The consultancy says that the lessons and conclusions from its 2014 power & gas retailers’ benchmark of European incumbents indicate that there is a long way to go for many companies in improving their costs.
The study says that it is not uncommon to identify a difference in costs per customer of 35€ between the best and worst performers. Key findings contained in the analysis include:
- Economies of scale are relevant for retailers, particularly in the most massive segments. Most of the key activities in their processes gain from spreading their costs among a larger customer base – from building brands, putting in place new channels or IT systems.
- Efficiency of operations matters - acquisition costs represent about 25-30% of the total. Two main levers are found to have an impact: mix of channels used and unitary per channel costs.
- Cost to serve represents for most companies half the cost base and illustrates the potential for improvement in most companies. These are components that receive most of the impact of regulation.
- Great differences in overall productivity - in many companies overheads represent about a quarter of the total costs, areas where the biggest differences can be found. From one company to another there are factors of x5.
- Notable differences in productivity of total personnel - companies have an average of 14 employees per 100.000 customers but best to worst performer varies by a factor of 6.
- IT spend reflects a stable percentage of the cost base, suggesting that more efficient companies are also more efficient at IT – in demand management, in project management as well as in the structuring of its architecture.
The analysis concludes that in some markets, good retail margins might be enough to pay companies’ costs regardless of whether they are in the best performing group or not but says that this situation might not last.
It points out that most of the companies involved in the benchmark are local incumbents, meaning that they have “followed a journey since the regulated days”, commenting:
“In this journey each one of them has had to invest in new IT systems and tools, put in place marketing and sales departments, create new products and offering and -in the current era of digitalization- build up new channels and find new ways to compete.”
The study also says that acquisition costs “tend to sky-rocket” when customer churn rates begin to grow and suggests that companies whose churn rate is above their new customer acquisition rate tend to have very high acquisition costs, with managers forced to use ever-more expensive channels to maintain their market share.

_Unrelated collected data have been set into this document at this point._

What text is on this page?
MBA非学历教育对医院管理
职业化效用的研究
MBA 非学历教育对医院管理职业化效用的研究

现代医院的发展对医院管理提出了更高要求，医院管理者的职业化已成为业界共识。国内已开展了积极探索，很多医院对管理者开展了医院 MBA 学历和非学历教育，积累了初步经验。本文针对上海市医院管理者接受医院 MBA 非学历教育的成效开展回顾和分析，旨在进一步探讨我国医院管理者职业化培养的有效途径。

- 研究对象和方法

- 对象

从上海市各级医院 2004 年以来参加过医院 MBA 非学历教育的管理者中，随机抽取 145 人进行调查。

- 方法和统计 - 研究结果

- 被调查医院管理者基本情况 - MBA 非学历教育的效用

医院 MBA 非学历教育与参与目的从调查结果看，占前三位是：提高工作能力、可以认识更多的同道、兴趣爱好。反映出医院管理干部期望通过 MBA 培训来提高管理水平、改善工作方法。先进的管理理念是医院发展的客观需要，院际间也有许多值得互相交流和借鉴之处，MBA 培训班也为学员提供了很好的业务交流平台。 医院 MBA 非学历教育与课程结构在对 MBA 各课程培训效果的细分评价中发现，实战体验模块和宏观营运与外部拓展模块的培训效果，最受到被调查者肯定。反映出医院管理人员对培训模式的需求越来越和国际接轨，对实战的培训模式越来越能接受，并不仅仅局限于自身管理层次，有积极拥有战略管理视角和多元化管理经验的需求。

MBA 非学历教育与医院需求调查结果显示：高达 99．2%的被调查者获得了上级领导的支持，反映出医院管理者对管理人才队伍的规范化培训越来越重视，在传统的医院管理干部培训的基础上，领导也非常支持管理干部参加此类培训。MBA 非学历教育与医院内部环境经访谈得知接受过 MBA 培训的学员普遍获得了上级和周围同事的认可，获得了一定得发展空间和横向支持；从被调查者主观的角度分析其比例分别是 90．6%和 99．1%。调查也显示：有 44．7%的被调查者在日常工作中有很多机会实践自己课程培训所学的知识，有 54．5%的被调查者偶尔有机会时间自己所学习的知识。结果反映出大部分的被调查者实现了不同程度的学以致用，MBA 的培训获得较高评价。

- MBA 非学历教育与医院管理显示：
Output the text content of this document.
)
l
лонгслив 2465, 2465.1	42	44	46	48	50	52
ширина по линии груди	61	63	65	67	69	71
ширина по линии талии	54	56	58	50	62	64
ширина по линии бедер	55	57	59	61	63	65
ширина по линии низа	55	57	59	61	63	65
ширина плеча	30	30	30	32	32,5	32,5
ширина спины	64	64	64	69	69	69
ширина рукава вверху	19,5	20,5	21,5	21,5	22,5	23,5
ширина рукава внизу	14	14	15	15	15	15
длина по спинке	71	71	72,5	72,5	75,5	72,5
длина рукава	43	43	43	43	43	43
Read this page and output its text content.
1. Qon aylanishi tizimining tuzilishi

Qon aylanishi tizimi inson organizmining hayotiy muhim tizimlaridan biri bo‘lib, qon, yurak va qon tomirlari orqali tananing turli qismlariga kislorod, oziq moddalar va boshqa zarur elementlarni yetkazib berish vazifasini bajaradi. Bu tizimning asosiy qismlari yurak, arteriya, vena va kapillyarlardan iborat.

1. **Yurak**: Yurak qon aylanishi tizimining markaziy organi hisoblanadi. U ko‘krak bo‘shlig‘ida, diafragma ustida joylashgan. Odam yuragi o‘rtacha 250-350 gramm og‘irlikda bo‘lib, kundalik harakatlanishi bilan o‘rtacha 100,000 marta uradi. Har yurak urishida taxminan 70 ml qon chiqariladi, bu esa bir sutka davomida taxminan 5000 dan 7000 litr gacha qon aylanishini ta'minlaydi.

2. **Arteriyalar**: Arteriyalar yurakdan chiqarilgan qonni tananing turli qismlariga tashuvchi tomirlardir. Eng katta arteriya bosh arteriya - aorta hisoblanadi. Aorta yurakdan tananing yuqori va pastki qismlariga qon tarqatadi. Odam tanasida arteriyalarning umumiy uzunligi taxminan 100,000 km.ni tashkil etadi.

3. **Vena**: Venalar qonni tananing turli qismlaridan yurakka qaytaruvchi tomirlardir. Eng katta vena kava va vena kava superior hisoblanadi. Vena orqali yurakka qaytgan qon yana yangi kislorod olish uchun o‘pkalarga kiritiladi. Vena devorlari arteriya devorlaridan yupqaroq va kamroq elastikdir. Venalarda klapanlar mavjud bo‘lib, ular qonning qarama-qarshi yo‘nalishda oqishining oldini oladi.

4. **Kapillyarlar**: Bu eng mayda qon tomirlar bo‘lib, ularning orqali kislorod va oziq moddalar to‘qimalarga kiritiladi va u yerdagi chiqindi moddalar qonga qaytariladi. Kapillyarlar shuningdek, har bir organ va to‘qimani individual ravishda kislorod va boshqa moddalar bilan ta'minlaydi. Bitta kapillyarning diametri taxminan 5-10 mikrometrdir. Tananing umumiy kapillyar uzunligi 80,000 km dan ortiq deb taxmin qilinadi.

The benchmark finds that companies that lose market share tend to have acquisition costs that are 2.3x higher than for companies that are growing concluding that “there could not be a more clear case for companies to invest in the loyalty of their customers.”
"New entrants develop new business models without any legacies"
Finally, commenting on new entrants coming into the sector, the study says:
“In the current competitive context the number of new entrants is growing every day. Most of them develop new business models, without any legacies, and are born focused, with a segment and few products in mind. Most, if not all, are digital since the beginning or with organizations that as soon they reach a critical mass, they’ll become hyper-productive.”